There are still a lot of people who DO NOT get to be part of our Super Awesome Team. I won't go as far as to call them villains. They are people who just don't (or won't) get it.
This person downplays allergies and tries to tell us it's not as bad as we think. "A little bit won't hurt," is their mantra. This person is especially dangerous because they like to come armed with food, saying it's safe, when we really don't know where it came from or how it was prepared. Maybe they mean well, but the truth is that they don't get the severity of the situation and need to be watched like a hawk when around our kids.
This is anyone who thinks the inconvenience of food allergies is ruining their life, when they don't even have them. They believe people with food allergies shouldn't travel, shouldn't go to school, shouldn't eat at restaurants, or shouldn't be invited over for meals, because it makes other people have to go out of their way to accommodate them. Complainers have the luxury of complaining because it hasn't happened to them, but you can bet they'd change their tune in a heartbeat if a loved one was diagnosed with food allergies.

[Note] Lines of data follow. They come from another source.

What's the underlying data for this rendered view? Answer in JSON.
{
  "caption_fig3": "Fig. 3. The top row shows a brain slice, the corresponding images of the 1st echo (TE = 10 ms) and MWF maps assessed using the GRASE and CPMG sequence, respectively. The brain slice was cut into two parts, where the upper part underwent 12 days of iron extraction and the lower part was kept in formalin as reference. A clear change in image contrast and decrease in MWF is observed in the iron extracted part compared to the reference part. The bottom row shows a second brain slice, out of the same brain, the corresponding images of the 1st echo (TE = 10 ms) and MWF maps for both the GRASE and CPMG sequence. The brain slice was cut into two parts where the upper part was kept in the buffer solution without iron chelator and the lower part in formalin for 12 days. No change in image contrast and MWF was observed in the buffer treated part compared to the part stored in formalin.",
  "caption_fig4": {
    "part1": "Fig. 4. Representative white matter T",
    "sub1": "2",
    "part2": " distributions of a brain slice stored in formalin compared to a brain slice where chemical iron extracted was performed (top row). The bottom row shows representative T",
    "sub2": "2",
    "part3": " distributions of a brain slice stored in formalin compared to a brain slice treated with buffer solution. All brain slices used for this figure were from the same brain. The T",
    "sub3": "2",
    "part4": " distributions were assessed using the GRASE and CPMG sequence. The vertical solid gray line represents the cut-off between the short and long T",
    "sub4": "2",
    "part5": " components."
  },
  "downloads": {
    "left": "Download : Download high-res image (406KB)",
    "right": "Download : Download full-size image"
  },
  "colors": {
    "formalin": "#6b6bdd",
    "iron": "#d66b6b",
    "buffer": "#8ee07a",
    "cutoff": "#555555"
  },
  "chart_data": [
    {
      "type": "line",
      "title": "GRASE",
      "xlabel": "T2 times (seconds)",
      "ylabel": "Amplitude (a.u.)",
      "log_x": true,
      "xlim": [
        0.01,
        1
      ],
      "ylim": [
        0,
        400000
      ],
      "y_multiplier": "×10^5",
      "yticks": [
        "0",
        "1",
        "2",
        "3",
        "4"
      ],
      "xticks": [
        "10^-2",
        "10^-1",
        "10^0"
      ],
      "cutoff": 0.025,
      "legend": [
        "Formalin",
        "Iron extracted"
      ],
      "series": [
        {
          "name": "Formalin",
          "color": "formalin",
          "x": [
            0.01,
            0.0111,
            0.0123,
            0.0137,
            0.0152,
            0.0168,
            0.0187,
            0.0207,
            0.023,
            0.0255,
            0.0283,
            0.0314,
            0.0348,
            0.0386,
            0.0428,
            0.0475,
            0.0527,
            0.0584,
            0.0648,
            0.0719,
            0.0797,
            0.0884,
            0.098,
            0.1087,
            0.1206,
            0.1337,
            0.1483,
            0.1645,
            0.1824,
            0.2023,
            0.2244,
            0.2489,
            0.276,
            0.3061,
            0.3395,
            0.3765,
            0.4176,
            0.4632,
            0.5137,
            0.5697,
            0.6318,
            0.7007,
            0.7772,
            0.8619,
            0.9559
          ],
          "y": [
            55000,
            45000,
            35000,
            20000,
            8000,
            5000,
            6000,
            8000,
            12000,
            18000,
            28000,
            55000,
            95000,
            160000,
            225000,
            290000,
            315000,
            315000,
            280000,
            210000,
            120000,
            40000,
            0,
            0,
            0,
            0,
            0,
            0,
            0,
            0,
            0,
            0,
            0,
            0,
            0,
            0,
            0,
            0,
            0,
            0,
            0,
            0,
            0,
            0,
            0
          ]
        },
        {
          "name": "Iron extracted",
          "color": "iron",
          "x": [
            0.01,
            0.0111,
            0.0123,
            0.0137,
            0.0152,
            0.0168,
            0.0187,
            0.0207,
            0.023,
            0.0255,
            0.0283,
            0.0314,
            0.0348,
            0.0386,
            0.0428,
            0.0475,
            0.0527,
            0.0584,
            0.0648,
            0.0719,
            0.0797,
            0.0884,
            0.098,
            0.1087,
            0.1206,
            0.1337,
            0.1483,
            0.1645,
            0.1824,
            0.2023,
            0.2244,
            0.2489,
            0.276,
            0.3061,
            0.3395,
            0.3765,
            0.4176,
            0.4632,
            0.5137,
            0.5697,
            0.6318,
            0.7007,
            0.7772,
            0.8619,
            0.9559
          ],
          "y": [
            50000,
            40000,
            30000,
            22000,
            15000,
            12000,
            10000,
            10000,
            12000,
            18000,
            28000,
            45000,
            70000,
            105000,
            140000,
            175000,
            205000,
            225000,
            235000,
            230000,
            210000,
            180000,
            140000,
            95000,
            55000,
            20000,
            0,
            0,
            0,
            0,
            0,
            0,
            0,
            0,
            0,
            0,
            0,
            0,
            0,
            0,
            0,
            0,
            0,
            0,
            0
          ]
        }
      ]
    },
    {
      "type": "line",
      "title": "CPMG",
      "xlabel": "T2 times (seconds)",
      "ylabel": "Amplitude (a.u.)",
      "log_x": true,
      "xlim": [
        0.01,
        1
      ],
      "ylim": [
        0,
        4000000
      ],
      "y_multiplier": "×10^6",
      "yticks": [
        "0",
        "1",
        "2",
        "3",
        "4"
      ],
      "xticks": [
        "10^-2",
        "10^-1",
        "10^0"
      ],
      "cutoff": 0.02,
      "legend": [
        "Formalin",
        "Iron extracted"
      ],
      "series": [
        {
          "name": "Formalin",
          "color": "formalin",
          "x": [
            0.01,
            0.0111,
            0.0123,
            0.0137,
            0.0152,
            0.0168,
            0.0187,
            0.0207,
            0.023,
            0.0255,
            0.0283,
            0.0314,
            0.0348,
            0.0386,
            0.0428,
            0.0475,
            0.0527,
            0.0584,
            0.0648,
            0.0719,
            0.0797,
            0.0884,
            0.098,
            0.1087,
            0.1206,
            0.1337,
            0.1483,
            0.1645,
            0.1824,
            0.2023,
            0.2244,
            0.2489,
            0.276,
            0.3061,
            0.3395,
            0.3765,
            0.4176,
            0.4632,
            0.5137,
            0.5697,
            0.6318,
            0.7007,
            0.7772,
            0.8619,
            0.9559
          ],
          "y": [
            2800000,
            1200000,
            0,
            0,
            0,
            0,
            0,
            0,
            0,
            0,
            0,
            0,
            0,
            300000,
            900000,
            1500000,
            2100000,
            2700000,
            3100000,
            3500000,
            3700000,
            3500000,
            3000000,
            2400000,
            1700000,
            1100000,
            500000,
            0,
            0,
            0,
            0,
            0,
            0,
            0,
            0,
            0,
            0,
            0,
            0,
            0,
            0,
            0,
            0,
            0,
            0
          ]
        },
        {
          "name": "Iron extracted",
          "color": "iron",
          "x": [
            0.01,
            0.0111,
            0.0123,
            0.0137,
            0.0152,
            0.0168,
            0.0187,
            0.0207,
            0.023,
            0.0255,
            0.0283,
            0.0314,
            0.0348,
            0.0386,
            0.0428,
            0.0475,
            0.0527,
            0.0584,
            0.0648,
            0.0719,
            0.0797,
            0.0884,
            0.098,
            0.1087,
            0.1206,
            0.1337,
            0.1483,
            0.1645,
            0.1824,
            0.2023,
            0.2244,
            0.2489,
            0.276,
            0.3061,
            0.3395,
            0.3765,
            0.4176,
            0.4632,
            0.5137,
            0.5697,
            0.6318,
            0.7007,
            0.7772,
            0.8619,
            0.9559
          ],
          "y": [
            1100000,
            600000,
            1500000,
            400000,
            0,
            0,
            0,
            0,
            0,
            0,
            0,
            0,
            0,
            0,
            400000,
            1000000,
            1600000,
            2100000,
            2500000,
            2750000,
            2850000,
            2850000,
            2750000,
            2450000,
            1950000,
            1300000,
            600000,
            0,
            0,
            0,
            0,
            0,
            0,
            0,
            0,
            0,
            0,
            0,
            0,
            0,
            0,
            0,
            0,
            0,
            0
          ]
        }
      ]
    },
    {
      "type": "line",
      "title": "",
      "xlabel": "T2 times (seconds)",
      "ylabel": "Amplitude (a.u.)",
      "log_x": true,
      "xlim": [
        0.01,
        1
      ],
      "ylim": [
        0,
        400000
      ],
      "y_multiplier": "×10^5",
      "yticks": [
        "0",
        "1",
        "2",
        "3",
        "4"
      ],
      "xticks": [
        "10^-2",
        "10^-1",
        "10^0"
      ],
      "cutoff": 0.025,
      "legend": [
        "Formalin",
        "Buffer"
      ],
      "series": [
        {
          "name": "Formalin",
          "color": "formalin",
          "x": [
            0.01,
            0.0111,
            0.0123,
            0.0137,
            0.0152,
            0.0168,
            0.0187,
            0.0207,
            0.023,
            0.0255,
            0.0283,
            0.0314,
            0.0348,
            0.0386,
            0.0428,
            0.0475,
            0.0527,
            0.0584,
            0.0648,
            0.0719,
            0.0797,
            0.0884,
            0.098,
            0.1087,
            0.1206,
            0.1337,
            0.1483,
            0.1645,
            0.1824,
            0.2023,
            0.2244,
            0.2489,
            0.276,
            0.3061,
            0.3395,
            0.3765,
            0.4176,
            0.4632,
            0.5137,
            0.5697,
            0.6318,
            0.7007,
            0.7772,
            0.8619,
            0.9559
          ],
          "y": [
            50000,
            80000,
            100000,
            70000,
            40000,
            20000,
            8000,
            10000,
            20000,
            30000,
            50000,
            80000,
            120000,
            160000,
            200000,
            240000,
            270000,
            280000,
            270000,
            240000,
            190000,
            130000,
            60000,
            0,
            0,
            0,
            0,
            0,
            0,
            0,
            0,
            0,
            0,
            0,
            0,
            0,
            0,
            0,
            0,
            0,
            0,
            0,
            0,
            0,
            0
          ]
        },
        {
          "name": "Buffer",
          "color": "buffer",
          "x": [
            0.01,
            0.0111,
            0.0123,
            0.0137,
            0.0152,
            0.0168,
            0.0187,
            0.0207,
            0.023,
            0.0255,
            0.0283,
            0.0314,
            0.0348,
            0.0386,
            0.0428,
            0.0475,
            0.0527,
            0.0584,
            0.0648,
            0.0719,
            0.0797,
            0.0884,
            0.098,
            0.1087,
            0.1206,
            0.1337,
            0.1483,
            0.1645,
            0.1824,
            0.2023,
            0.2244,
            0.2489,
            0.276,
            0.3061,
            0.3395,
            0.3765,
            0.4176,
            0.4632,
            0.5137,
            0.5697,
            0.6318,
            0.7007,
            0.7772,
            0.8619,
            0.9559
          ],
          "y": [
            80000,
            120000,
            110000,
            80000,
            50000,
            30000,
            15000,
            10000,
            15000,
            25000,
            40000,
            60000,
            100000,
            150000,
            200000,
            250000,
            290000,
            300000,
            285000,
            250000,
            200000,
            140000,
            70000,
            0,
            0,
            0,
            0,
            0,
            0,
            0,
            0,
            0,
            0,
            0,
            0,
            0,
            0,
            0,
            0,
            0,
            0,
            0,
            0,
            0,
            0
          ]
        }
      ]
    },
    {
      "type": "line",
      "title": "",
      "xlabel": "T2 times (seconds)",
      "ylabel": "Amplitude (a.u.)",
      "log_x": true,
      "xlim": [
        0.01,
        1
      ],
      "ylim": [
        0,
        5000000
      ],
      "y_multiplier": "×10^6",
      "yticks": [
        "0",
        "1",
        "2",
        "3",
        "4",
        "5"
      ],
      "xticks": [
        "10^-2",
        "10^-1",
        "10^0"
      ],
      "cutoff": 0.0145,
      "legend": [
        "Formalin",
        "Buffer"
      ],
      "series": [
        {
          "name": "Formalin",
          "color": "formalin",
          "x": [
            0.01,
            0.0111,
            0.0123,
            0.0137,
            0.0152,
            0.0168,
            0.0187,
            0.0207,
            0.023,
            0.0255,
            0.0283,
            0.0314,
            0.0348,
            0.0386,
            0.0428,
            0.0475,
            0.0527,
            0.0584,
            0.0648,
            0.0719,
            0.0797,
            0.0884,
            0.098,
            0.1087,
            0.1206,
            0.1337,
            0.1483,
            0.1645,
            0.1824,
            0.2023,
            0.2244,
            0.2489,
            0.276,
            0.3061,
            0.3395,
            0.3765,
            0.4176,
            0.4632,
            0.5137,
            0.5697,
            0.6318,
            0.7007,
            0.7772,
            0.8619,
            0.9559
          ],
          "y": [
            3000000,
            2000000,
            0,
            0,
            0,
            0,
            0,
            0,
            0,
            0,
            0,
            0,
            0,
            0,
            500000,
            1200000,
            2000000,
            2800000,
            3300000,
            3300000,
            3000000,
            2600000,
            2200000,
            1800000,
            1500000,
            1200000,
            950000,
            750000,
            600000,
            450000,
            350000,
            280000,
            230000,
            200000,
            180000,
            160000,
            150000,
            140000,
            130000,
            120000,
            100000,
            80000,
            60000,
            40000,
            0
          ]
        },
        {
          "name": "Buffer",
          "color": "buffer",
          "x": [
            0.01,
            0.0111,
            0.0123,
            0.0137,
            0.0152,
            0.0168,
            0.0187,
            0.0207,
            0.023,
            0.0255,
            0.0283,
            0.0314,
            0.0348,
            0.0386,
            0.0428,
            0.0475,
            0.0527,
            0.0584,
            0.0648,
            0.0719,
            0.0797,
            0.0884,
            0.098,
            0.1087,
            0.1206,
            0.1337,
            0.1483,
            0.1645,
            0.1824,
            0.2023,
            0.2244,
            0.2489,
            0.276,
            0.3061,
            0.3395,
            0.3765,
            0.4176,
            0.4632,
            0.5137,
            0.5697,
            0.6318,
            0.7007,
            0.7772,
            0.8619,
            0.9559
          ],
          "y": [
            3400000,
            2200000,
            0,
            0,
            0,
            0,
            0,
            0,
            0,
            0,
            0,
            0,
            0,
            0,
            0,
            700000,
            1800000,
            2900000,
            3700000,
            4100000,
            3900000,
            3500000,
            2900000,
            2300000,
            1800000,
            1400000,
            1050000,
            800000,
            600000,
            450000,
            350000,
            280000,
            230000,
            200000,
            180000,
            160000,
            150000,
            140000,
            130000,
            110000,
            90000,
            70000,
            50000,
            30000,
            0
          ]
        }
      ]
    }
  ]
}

This person has a theory about the rise in food allergies and needs to preach it to you. They'll say you ate the wrong thing while you were pregnant, or that you didn't expose your child to allergens early enough, or that you raised your child in a sterile environment (HA HA!), or that you have bad genes. They don't have usable solutions, and if you don't watch out, they'll make you feel guilty for something you never had control over in the first place.
The Internet Troll
This anonymous person pops up in the comment section every time an article about food allergies comes out. They have horrible, insensitive things to say, to try to incite anger and gain attention. Don't try to reason with them. Don't tell them off. Just ignore them.
It's sad that sometimes the focus is on people who are working against us, but that makes it even more important to have a great team of supporters on our side. Sure, you could say some members of our Super Awesome Food Allergy Super Team are people just doing their jobs, but it's because they do their jobs so well that we think of them as superheroes.